For Rhode Islanders in Blackstone Valley communities, a college education can be difficult to access. To make matters worse and due to the pandemic, Rhode Island saw a decline in undergraduate college enrollment by 8.1 percent in 2020, which is double the national average. This deepens to an alarming 14.2 percent decline when segmented for four-year private, nonprofit colleges. This does not bode well for would-be students looking to secure or improve their career trajectories, nor our state as a whole.
Higher education is the key for so many individuals looking to open the door to future success. But the price of tuition, time required, travel and housing costs, and other limiting factors prevent so many from utilizing this proven path toward success.

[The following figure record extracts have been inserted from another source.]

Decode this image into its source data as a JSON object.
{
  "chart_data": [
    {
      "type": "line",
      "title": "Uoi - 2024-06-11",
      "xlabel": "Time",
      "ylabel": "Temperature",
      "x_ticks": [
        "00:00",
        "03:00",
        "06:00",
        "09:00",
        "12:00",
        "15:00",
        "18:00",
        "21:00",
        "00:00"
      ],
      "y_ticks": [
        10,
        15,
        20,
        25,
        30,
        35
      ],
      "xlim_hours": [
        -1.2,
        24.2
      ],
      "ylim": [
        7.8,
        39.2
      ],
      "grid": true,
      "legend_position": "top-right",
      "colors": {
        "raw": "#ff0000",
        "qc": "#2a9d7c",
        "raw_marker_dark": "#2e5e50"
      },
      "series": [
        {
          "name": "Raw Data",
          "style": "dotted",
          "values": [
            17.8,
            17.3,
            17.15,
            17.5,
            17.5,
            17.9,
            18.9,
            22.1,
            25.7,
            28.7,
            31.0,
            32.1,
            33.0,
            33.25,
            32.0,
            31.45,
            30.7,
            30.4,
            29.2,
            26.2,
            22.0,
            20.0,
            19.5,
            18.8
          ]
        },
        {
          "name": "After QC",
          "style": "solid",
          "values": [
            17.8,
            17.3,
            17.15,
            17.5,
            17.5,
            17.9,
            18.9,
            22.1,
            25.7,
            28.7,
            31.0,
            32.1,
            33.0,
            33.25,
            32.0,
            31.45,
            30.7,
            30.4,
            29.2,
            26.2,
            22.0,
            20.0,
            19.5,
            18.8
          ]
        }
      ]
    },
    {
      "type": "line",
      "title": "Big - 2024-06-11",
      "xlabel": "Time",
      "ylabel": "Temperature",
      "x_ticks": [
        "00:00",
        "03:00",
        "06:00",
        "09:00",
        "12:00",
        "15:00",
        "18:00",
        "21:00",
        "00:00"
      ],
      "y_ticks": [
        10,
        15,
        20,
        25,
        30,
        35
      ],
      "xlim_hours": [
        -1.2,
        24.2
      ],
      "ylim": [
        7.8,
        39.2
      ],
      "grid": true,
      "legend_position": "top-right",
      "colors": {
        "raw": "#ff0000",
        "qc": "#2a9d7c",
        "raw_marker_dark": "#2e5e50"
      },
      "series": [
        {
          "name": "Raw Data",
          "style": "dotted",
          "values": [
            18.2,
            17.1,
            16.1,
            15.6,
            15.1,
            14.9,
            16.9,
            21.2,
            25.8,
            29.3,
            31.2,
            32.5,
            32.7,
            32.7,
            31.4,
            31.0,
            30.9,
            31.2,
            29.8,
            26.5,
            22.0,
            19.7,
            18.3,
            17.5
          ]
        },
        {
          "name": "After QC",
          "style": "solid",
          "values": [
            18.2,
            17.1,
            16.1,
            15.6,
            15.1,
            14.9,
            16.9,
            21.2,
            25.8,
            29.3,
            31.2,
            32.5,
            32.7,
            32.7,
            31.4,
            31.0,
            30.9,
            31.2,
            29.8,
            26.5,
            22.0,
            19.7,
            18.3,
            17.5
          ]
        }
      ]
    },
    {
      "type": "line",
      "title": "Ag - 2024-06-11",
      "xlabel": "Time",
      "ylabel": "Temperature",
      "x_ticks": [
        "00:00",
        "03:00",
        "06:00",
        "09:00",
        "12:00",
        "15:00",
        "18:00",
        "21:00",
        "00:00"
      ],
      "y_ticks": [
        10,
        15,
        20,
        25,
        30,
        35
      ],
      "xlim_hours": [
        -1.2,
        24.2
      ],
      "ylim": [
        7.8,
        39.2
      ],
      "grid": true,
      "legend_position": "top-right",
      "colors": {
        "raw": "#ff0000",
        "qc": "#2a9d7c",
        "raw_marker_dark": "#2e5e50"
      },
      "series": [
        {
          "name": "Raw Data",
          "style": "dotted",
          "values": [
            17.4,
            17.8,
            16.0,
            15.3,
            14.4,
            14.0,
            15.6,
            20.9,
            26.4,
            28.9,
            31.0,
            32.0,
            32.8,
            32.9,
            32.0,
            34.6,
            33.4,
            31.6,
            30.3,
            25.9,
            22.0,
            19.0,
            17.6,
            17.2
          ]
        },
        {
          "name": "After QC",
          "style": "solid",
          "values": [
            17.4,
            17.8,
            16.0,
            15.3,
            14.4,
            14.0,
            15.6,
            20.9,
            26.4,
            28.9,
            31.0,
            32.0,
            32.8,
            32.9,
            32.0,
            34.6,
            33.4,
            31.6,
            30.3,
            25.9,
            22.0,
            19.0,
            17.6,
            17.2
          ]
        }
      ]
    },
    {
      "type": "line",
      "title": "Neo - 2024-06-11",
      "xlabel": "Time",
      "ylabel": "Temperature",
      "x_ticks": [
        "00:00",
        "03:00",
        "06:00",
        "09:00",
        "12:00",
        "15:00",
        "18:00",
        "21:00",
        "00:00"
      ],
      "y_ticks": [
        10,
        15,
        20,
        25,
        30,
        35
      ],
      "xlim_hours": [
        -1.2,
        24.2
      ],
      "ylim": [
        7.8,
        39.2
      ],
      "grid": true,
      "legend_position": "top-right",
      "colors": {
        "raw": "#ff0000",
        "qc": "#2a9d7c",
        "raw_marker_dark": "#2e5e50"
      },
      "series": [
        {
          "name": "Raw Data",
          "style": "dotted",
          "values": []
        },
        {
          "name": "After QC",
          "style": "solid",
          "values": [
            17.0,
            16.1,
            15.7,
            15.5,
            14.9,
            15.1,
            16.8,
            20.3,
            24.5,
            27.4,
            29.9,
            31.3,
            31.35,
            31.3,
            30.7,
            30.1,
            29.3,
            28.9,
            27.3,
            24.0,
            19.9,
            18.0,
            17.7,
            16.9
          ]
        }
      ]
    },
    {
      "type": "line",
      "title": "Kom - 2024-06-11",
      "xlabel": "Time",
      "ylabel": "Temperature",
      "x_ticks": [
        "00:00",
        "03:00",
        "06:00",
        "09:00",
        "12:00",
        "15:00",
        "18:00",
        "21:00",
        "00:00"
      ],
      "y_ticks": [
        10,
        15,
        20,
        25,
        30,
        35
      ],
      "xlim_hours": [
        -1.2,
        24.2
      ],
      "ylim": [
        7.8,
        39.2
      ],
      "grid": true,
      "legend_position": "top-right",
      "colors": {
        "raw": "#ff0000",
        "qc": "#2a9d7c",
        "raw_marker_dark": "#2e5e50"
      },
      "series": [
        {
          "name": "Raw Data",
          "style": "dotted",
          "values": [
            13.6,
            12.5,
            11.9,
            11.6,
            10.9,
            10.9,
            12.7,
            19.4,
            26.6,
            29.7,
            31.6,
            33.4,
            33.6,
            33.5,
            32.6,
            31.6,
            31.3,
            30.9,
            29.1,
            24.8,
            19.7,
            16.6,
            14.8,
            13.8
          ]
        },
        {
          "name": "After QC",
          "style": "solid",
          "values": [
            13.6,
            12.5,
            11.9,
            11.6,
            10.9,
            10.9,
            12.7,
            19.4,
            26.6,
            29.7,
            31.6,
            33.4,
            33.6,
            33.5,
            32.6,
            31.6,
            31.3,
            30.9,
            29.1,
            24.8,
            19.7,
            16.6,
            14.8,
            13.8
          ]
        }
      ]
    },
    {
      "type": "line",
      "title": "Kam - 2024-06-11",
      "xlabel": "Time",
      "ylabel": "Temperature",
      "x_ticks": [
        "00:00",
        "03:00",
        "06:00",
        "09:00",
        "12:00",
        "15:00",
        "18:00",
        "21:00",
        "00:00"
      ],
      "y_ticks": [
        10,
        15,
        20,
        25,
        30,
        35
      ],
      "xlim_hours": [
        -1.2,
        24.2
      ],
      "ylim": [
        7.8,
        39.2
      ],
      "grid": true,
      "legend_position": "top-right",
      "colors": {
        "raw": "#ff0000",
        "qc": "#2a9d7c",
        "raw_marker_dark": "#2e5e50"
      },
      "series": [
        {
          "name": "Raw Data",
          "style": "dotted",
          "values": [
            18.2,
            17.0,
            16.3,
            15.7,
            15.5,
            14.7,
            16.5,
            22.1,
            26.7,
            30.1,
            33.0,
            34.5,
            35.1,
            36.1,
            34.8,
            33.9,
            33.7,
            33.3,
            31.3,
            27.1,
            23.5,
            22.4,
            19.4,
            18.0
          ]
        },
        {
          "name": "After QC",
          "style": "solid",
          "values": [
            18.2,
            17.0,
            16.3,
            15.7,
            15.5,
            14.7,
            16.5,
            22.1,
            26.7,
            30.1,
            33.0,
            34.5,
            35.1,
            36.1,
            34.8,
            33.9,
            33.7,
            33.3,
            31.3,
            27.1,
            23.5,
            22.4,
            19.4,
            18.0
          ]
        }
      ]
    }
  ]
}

Rhode Island College and New England Tech continue to provide life-changing education for many, making a positive difference for individuals, families, and communities. For some people, however, another approach might make getting a degree or industry-relevant certification more attainable. This is especially true for historically under-represented communities – including first-generation college students, low-income populations, students of color, and working adults.
So, what can be done?
Online education serves as one of the fastest growing segments of higher education in the U.S. and is a key to access for non-traditional students and students who need to work while pursuing postsecondary learning.
In the competency-based, totally online model, students who learn faster or dedicate more time on their schoolwork can advance through the program at their own pace. Through this unique approach, students accelerate through learning at their individual pace, fitting their studies into the spaces of their lives. With customized support and mentorship, each student progresses through courses as soon as they can prove they have mastered the material.
This approach—the benefits of which we have seen at Western Governors University—expands opportunity and access to jobs. Take the example of Rhode Island resident Joe Clark, a recent graduate of the WGU Teachers College who earned his Bachelor of Science degree in special education. He told us that due to working full-time, a traditional higher education model would preclude him from devoting the necessary time and resources toward accomplishing his goal of becoming a special education teacher for the City of Pawtucket. Online higher education has been a godsend for Joe and it could be the same for so many other individuals in Rhode Island looking to better themselves and their communities.
It is important that every resident who wants to earn a degree that leads to a thriving wage in an in-demand career knows about the multiple viable, high-quality options available to them to pursue the opportunity. Online education often gets an undeserving bad rap, but it is exactly the type of opportunity that so many in our community need. It leads to benefits not only for the individuals, but all of Rhode Island as well.
Rep. Carlos E. Tobon, a Democrat, represents District 58 in Pawtucket.
Rebecca L. Watts, Ph.D., serves as a regional vice president for Western Governors University (WGU), a nonprofit, accredited university focused on competency-based learning that serves more than 200 students and 450 alumni in Rhode Island.